When William McGuire became CEO of United Health in 1989, the company had annual revenue of $400 million and the stock sold for about a dollar a share. Annual revenues increased to $45.4 billion in 2005 and the stock topped $98 before being split. Because Mr. McGuire did not exercise (cash-in) options accumulated over many years when the stock was much cheaper, he had unrealized (and therefore uncertain) capital gains of $1.6 billion by early 2006.
An AP wire story quotes McGuire saying, "This isn't a giveaway of money that occurs out of the premiums of health care recipients. These are shareholder dollars.”
That is absolutely right. Gains from exercised stock options are entirely at the expense of stockholders -- not customers or other employees. Exercised options are a cost to other shareholders because the difference between the grant price and the exercise price has to be financed by issuing more shares (which dilutes earnings per share) or by using cash that could otherwise have been invested. Grants of restricted stock to executives are also entirely at the expense of other shareholders, because they dilute the value of other shares.
There is no sense it which stock-based compensation of executives – which accounts for nearly all of the periodic windfalls that make the headlines -- could be said to be at the expense of the company’s customers, the company's workers or workers in general.

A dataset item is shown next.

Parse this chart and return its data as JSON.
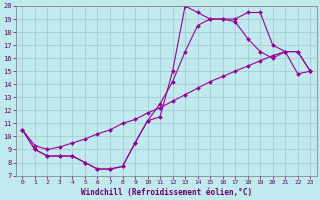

McGuire called the current criticism of stock options "overheated," and said, "The real scrutiny should address those situations where . . . executives are handsomely paid even when the shareholders are not." That too is quite right.
Politicians and pundits take note:
If you don't own shares in United Health, what that company's executives earned because the stock price went up is literally none of your business.
Except companies do usually use cash that could otherwise be invested to pay for the massive amounts of stockoptions some of them hand out. Tech companies come to mind, offcourse, but I'm not familiar with United Health's case.
ReplyDeleteIt's really shareholders vs. shareholders, the employees/consumers/pundits/politicans wouldn't even be in the picture, except for the fact that this happens to be healthcare company.